I really want to be part of the next generation of technology we develop for space exploration. I have never ceased to be thoroughly excited about what I do in my job. Along the way, I have learned from NASA’s earlier generation, the Apollo engineers, technicians, and astronauts. They’re very inspiring as they were pioneers, and we have all benefited from their experience.

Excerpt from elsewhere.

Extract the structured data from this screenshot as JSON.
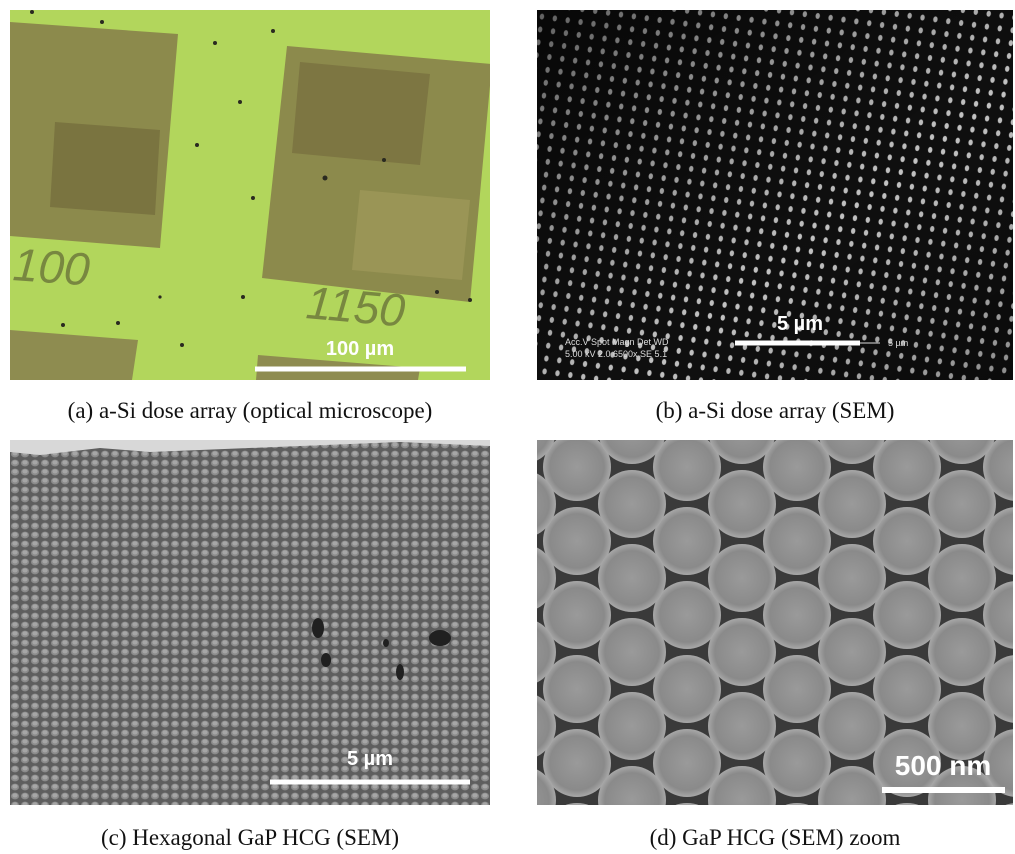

Dr. Margaret Nazario began her journey into engineering when she was a senior in high school taking physics. While her love of inventing and problem solving provided an architectural roadmap for her future, it was the encouragement and guidance of the teachers who recognized her special talents that put her life on a trajectory that would land her at NASA, where she continues to be inspired and challenged to reach even greater heights. Dr. Nazario currently works on future in-space propulsion that can be used for human-based Mars missions. During her years at NASA, she has also supported the development and delivery of flight hardware and ground support equipment for the Ares I-X flight test and Integrated Vehicle Ground Vibration Test. Dr. Nazario recognizes that each generation inspires the next, citing the Apollo engineers, technicians, and astronauts as a tremendous influence and source of information for her. She is motivated to be part of future technology and in doing her part to inspire the next generation of engineers and scientists. She participates in Mentornet (an online mentoring program), Women in Engineering at the University of Akron, and the Engineer for a Day Program sponsored by Cleveland State University. Dr. Nazario holds a Bachelor’s and Master’s in Physics from John Carroll University and a Ph.D. in Electrical Engineering from the University of Akron.